Task conflict prevention lock

If there is a possibility of multiple worker nodes executing the same task, task cache conflict may happen. Specifically, while node A is loading the cache of a task, node B may be writing to it. This can lead to reading an inappropriate data and other unwanted behaviors.

The redis lock introduced in this page is a feature to prevent such cache collisions.

Requires

You need to install redis for using this advanced feature.

How to use

  1. Set up a redis server at somewhere accessible from gokart/luigi jobs.

    e.g. Following script will run redis at your localhost.

    $ redis-server
    
  2. Set redis server hostname and port number as parameters of gokart.TaskOnKart().

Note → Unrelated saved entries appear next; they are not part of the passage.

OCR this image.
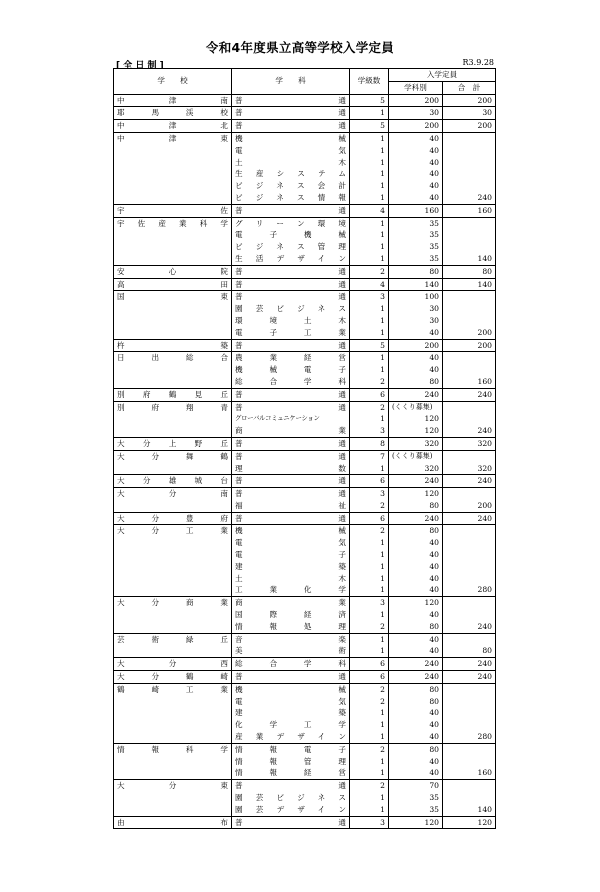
令和4年度県立高等学校入学定員
[ 全 日 制 ]	R3.9.28
学　　校	学　　科	学級数	入学定員	
			学科別	合　計
中津南	普通	5	200	200
耶馬渓校	普通	1	30	30
中津北	普通	5	200	200
中津東	機械	1	40	
	電気	1	40	
	土木	1	40	
	生産システム	1	40	
	ビジネス会計	1	40	
	ビジネス情報	1	40	240
宇佐	普通	4	160	160
宇佐産業科学	グリーン環境	1	35	
	電子機械	1	35	
	ビジネス管理	1	35	
	生活デザイン	1	35	140
安心院	普通	2	80	80
高田	普通	4	140	140
国東	普通	3	100	
	園芸ビジネス	1	30	
	環境土木	1	30	
	電子工業	1	40	200
杵築	普通	5	200	200
日出総合	農業経営	1	40	
	機械電子	1	40	
	総合学科	2	80	160
別府鶴見丘	普通	6	240	240
別府翔青	普通	2	(くくり募集)	
	グローバルコミュニケーション	1	120	
	商業	3	120	240
大分上野丘	普通	8	320	320
大分舞鶴	普通	7	(くくり募集)	
	理数	1	320	320
大分雄城台	普通	6	240	240
大分南	普通	3	120	
	福祉	2	80	200
大分豊府	普通	6	240	240
大分工業	機械	2	80	
	電気	1	40	
	電子	1	40	
	建築	1	40	
	土木	1	40	
	工業化学	1	40	280
大分商業	商業	3	120	
	国際経済	1	40	
	情報処理	2	80	240
芸術緑丘	音楽	1	40	
	美術	1	40	80
大分西	総合学科	6	240	240
大分鶴崎	普通	6	240	240
鶴崎工業	機械	2	80	
	電気	2	80	
	建築	1	40	
	化学工学	1	40	
	産業デザイン	1	40	280
情報科学	情報電子	2	80	
	情報管理	1	40	
	情報経営	1	40	160
大分東	普通	2	70	
	園芸ビジネス	1	35	
	園芸デザイン	1	35	140
由布	普通	3	120	120
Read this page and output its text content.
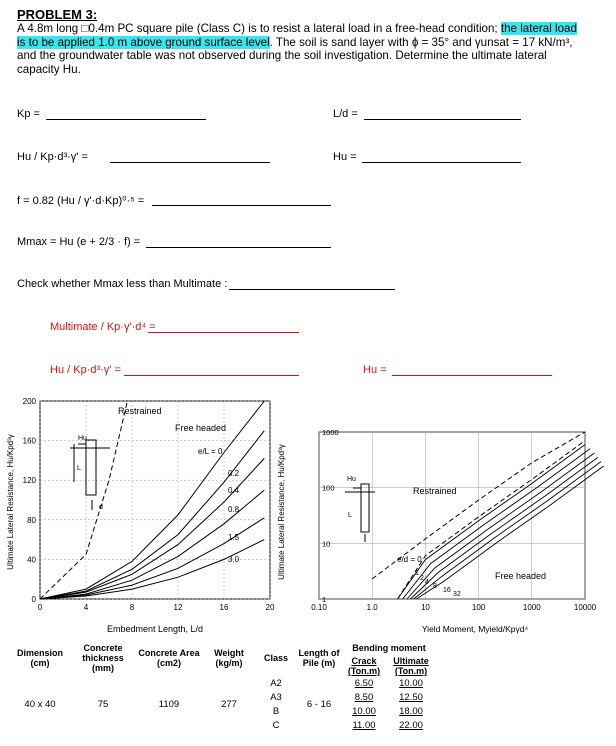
PROBLEM 3:
A 4.8m long □0.4m PC square pile (Class C) is to resist a lateral load in a free-head condition; the lateral load is to be applied 1.0 m above ground surface level. The soil is sand layer with ϕ = 35° and γunsat = 17 kN/m³, and the groundwater table was not observed during the soil investigation. Determine the ultimate lateral capacity Hu.
Kp =	L/d =
Hu / Kp·d³·γ' =	Hu =
f = 0.82 (Hu / γ'·d·Kp)⁰·⁵ =
Mmax = Hu (e + 2/3 · f) =
Check whether Mmax less than Multimate :
Multimate / Kp·γ'·d⁴ =
Hu / Kp·d³·γ' =	Hu =
0	4	8	12	16	20
0
40
80
120
160
200
Hu
L
d
Restrained
Free headed
e/L = 0
0.2
0.4
0.8
1.5
3.0
Embedment Length, L/d
Ultimate Lateral Resistance, Hu/Kpd³γ
0.10	1.0	10	100	1000	10000
1
10
100
1000
Hu
L
Restrained
Free headed
e/d = 0
1
2
4
8
16
32
Yield Moment, Myield/Kpγd⁴
Ultimate Lateral Resistance, Hu/Kpd³γ
Dimension (cm)	Concrete thickness (mm)	Concrete Area (cm2)	Weight (kg/m)	Class	Length of Pile (m)	Bending moment	
						Crack (Ton.m)	Ultimate (Ton.m)
40 x 40	75	1109	277	A2	6 - 16	6.50	10.00
				A3		8.50	12.50
				B		10.00	18.00
				C		11.00	22.00
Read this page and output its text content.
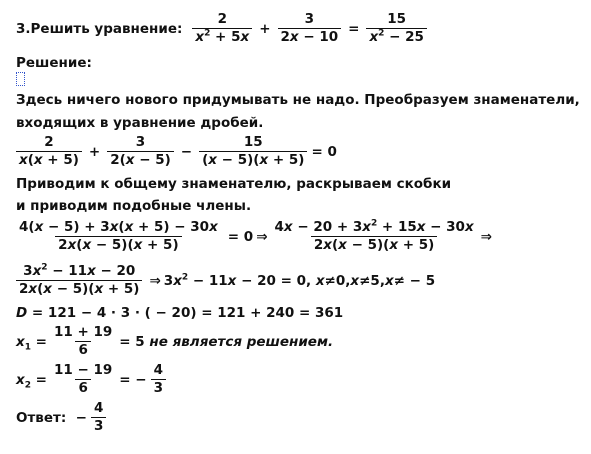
3.Решить уравнение: $\frac{2}{x^2 + 5x} + \frac{3}{2x - 10} = \frac{15}{x^2 - 25}$
Решение:
Здесь ничего нового придумывать не надо. Преобразуем знаменатели,
входящих в уравнение дробей.
$\frac{2}{x(x + 5)} + \frac{3}{2(x - 5)} - \frac{15}{(x - 5)(x + 5)} = 0$
Приводим к общему знаменателю, раскрываем скобки
и приводим подобные члены.
$\frac{4(x - 5) + 3x(x + 5) - 30x}{2x(x - 5)(x + 5)} = 0$ ⇒ $\frac{4x - 20 + 3x^2 + 15x - 30x}{2x(x - 5)(x + 5)}$ ⇒
$\frac{3x^2 - 11x - 20}{2x(x - 5)(x + 5)}$ ⇒ $3x^2 - 11x - 20 = 0$, x≠0,x≠5,x≠ − 5
D
= 121 − 4 · 3 · ( − 20) = 121 + 240 = 361
$x_1 = \frac{11 + 19}{6} = 5$
не является решением.
$x_2 = \frac{11 - 19}{6}$ = − $\frac{4}{3}$
Ответ:
− $\frac{4}{3}$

    You can set it by adding --redis-host=[your-redis-localhost] --redis-port=[redis-port-number] options to gokart python script.

    e.g.

    python main.py sample.SomeTask --local-scheduler --redis-host=localhost --redis-port=6379
    

    Alternatively, you may set parameters at config file.

    e.g.

    [TaskOnKart]
    redis_host=localhost
    redis_port=6379
    
  3. Done

    With the above configuration, all tasks that inherits gokart.TaskOnKart will ask the redis server if any other node is not trying to access the same cache file at the same time whenever they access the file with dump or load.